Your sister, Lucy, was always the favorite. For some reason, that never really bothered you—maybe because it meant you got to spend more time with Dad. Shopping trips and girly things were never your thing anyway, but Lucy loved them. She and Mom, Jane, bonded over that, leaving you and Dad to carve out your own quiet moments together.
But since Lucy passed away, everything feels hollow.
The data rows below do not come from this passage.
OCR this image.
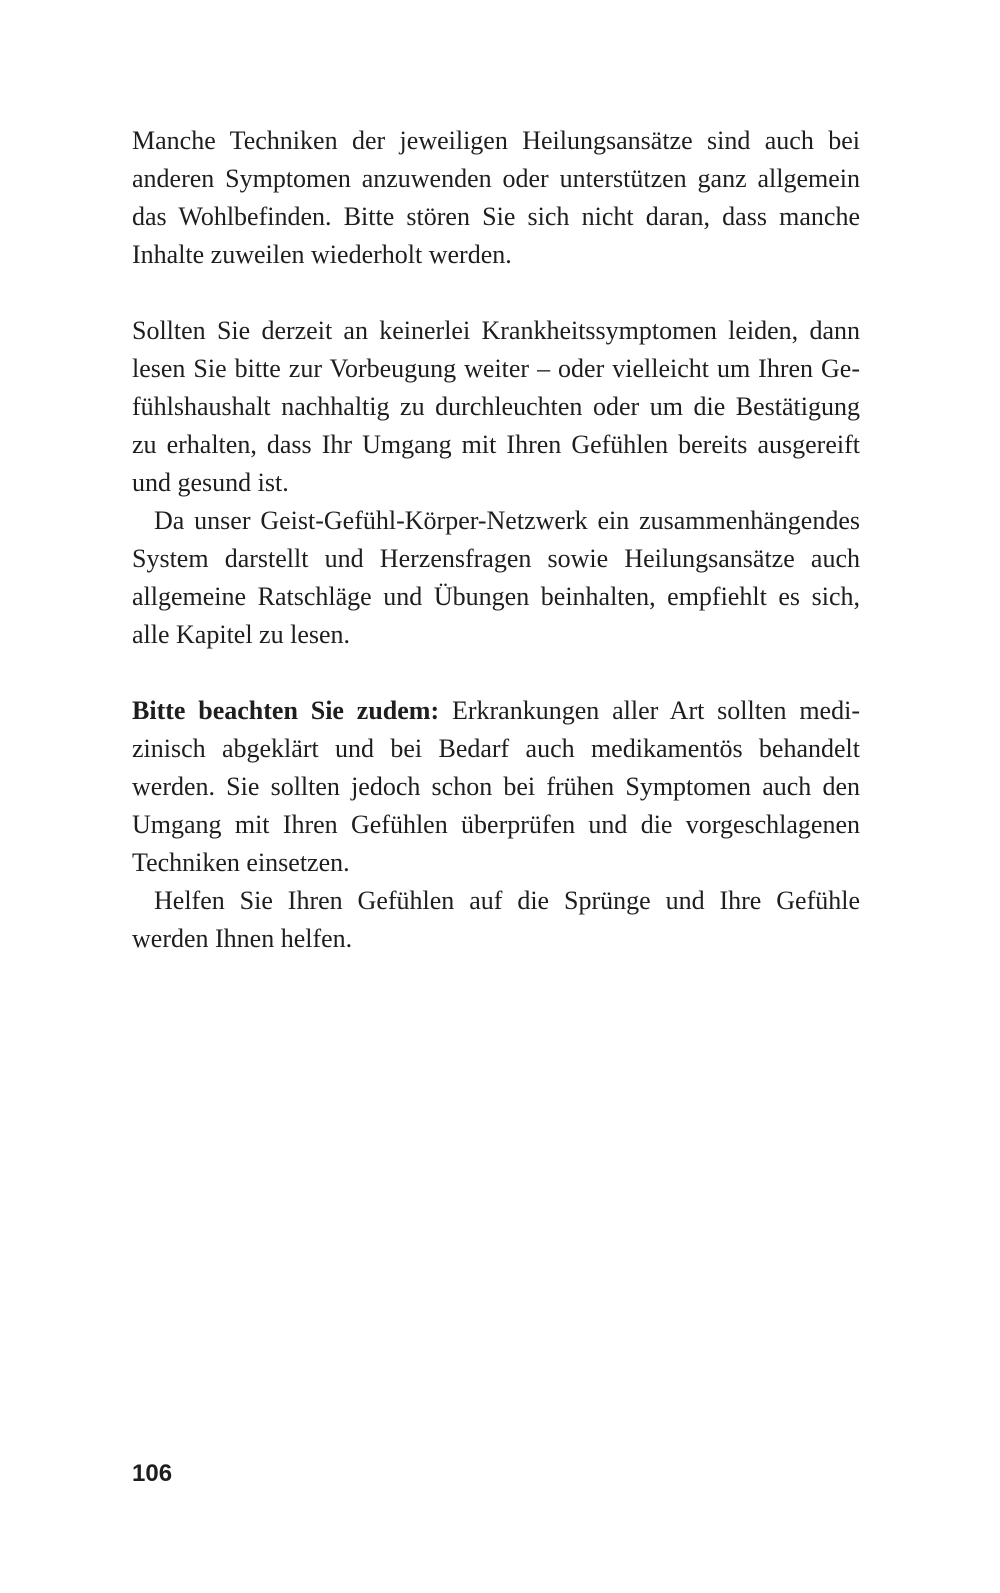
Manche Techniken der jeweiligen Heilungsansätze sind auch bei anderen Symptomen anzuwenden oder unterstützen ganz allgemein das Wohlbefinden. Bitte stören Sie sich nicht daran, dass manche Inhalte zuweilen wiederholt werden.

Sollten Sie derzeit an keinerlei Krankheitssymptomen leiden, dann lesen Sie bitte zur Vorbeugung weiter – oder vielleicht um Ihren Gefühlshaushalt nachhaltig zu durchleuchten oder um die Bestätigung zu erhalten, dass Ihr Umgang mit Ihren Gefühlen bereits ausgereift und gesund ist.

Da unser Geist-Gefühl-Körper-Netzwerk ein zusammenhängendes System darstellt und Herzensfragen sowie Heilungsansätze auch allgemeine Ratschläge und Übungen beinhalten, empfiehlt es sich, alle Kapitel zu lesen.

Bitte beachten Sie zudem: Erkrankungen aller Art sollten medizinisch abgeklärt und bei Bedarf auch medikamentös behandelt werden. Sie sollten jedoch schon bei frühen Symptomen auch den Umgang mit Ihren Gefühlen überprüfen und die vorgeschlagenen Techniken einsetzen.

Helfen Sie Ihren Gefühlen auf die Sprünge und Ihre Gefühle werden Ihnen helfen.

106
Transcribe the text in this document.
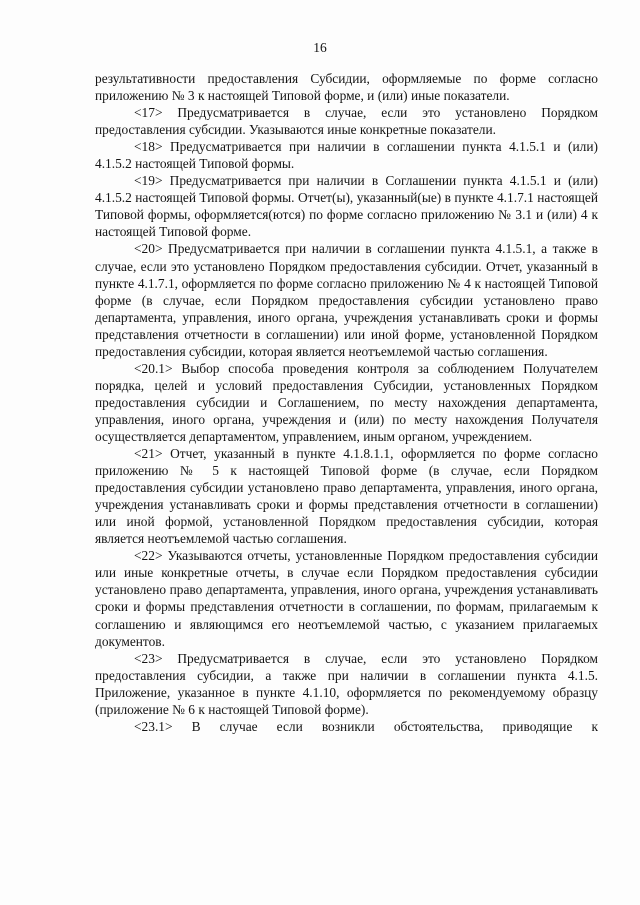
16

результативности предоставления Субсидии, оформляемые по форме согласно приложению № 3 к настоящей Типовой форме, и (или) иные показатели.

<17> Предусматривается в случае, если это установлено Порядком предоставления субсидии. Указываются иные конкретные показатели.

<18> Предусматривается при наличии в соглашении пункта 4.1.5.1 и (или) 4.1.5.2 настоящей Типовой формы.

<19> Предусматривается при наличии в Соглашении пункта 4.1.5.1 и (или) 4.1.5.2 настоящей Типовой формы. Отчет(ы), указанный(ые) в пункте 4.1.7.1 настоящей Типовой формы, оформляется(ются) по форме согласно приложению № 3.1 и (или) 4 к настоящей Типовой форме.

<20> Предусматривается при наличии в соглашении пункта 4.1.5.1, а также в случае, если это установлено Порядком предоставления субсидии. Отчет, указанный в пункте 4.1.7.1, оформляется по форме согласно приложению № 4 к настоящей Типовой форме (в случае, если Порядком предоставления субсидии установлено право департамента, управления, иного органа, учреждения устанавливать сроки и формы представления отчетности в соглашении) или иной форме, установленной Порядком предоставления субсидии, которая является неотъемлемой частью соглашения.

<20.1> Выбор способа проведения контроля за соблюдением Получателем порядка, целей и условий предоставления Субсидии, установленных Порядком предоставления субсидии и Соглашением, по месту нахождения департамента, управления, иного органа, учреждения и (или) по месту нахождения Получателя осуществляется департаментом, управлением, иным органом, учреждением.

<21> Отчет, указанный в пункте 4.1.8.1.1, оформляется по форме согласно приложению № 5 к настоящей Типовой форме (в случае, если Порядком предоставления субсидии установлено право департамента, управления, иного органа, учреждения устанавливать сроки и формы представления отчетности в соглашении) или иной формой, установленной Порядком предоставления субсидии, которая является неотъемлемой частью соглашения.

<22> Указываются отчеты, установленные Порядком предоставления субсидии или иные конкретные отчеты, в случае если Порядком предоставления субсидии установлено право департамента, управления, иного органа, учреждения устанавливать сроки и формы представления отчетности в соглашении, по формам, прилагаемым к соглашению и являющимся его неотъемлемой частью, с указанием прилагаемых документов.

<23> Предусматривается в случае, если это установлено Порядком предоставления субсидии, а также при наличии в соглашении пункта 4.1.5. Приложение, указанное в пункте 4.1.10, оформляется по рекомендуемому образцу (приложение № 6 к настоящей Типовой форме).

<23.1> В случае если возникли обстоятельства, приводящие к
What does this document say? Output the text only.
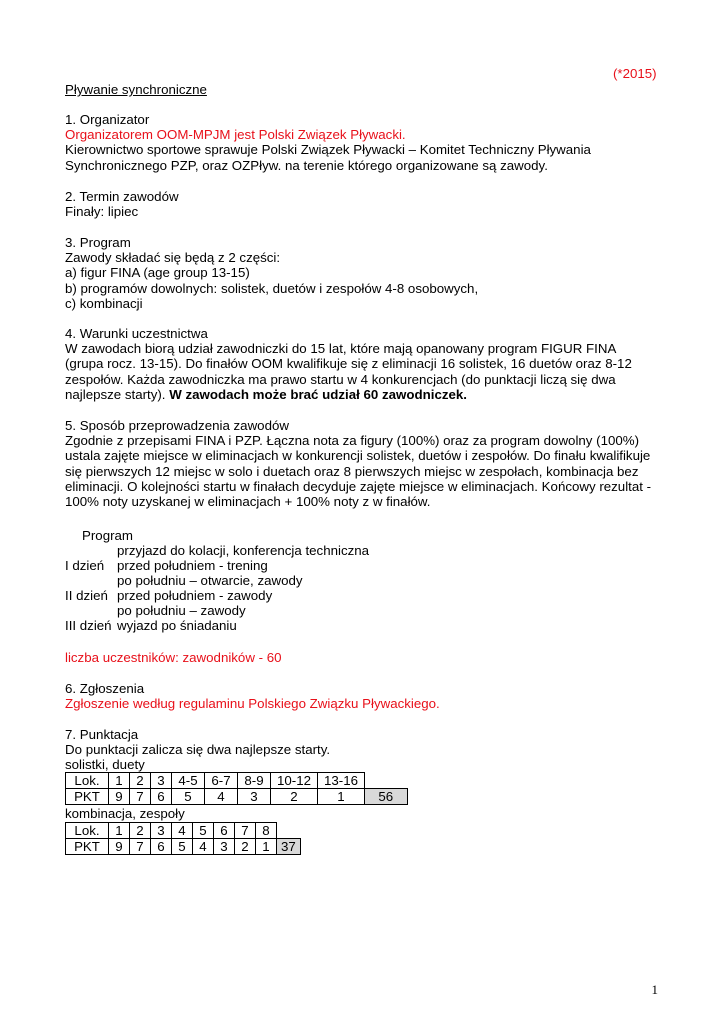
(*2015)
Pływanie synchroniczne
1. Organizator
Organizatorem OOM-MPJM jest Polski Związek Pływacki.
Kierownictwo sportowe sprawuje Polski Związek Pływacki – Komitet Techniczny Pływania
Synchronicznego PZP, oraz OZPływ. na terenie którego organizowane są zawody.
2. Termin zawodów
Finały: lipiec
3. Program
Zawody składać się będą z 2 części:
a) figur FINA (age group 13-15)
b) programów dowolnych: solistek, duetów i zespołów 4-8 osobowych,
c) kombinacji
4. Warunki uczestnictwa
W zawodach biorą udział zawodniczki do 15 lat, które mają opanowany program FIGUR FINA
(grupa rocz. 13-15). Do finałów OOM kwalifikuje się z eliminacji 16 solistek, 16 duetów oraz 8-12
zespołów. Każda zawodniczka ma prawo startu w 4 konkurencjach (do punktacji liczą się dwa
najlepsze starty). W zawodach może brać udział 60 zawodniczek.
5. Sposób przeprowadzenia zawodów
Zgodnie z przepisami FINA i PZP. Łączna nota za figury (100%) oraz za program dowolny (100%)
ustala zajęte miejsce w eliminacjach w konkurencji solistek, duetów i zespołów. Do finału kwalifikuje
się pierwszych 12 miejsc w solo i duetach oraz 8 pierwszych miejsc w zespołach, kombinacja bez
eliminacji. O kolejności startu w finałach decyduje zajęte miejsce w eliminacjach. Końcowy rezultat -
100% noty uzyskanej w eliminacjach + 100% noty z w finałów.
Program
przyjazd do kolacji, konferencja techniczna
I dzień przed południem - trening
po południu – otwarcie, zawody
II dzień przed południem - zawody
po południu – zawody
III dzień wyjazd po śniadaniu
liczba uczestników: zawodników - 60
6. Zgłoszenia
Zgłoszenie według regulaminu Polskiego Związku Pływackiego.
7. Punktacja
Do punktacji zalicza się dwa najlepsze starty.
solistki, duety
Lok.	1	2	3	4-5	6-7	8-9	10-12	13-16	
PKT	9	7	6	5	4	3	2	1	56
kombinacja, zespoły
Lok.	1	2	3	4	5	6	7	8	
PKT	9	7	6	5	4	3	2	1	37
1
Dad spends his nights drinking, starting fights with strangers, and muttering about death like it’s an old friend. Mom... she’s unraveling, slipping further away each day. And you? You’re just trying to figure out how to keep breathing in a world that doesn’t make sense anymore.
You feel trapped in a whirlwind of hate and sadness. You wish you could be enough for them, but deep down, you know you aren’t. If it were you who had died, they wouldn’t fall apart like this. Lucy was their shining star, their pride and joy. You were just the one left behind.
One evening, you step into your dad’s room, holding something you’d made out of wood—a swan. You’d spent hours carving it, hoping it might bring him a small flicker of comfort.
“Dad,” you say softly, offering the swan to him.
He looks at it, his face crumpling as fresh tears well in his eyes.
“I... I can’t look at that right now,” he whispers, his voice trembling.
And just like that, the fragile hope you’d been clinging to splinters.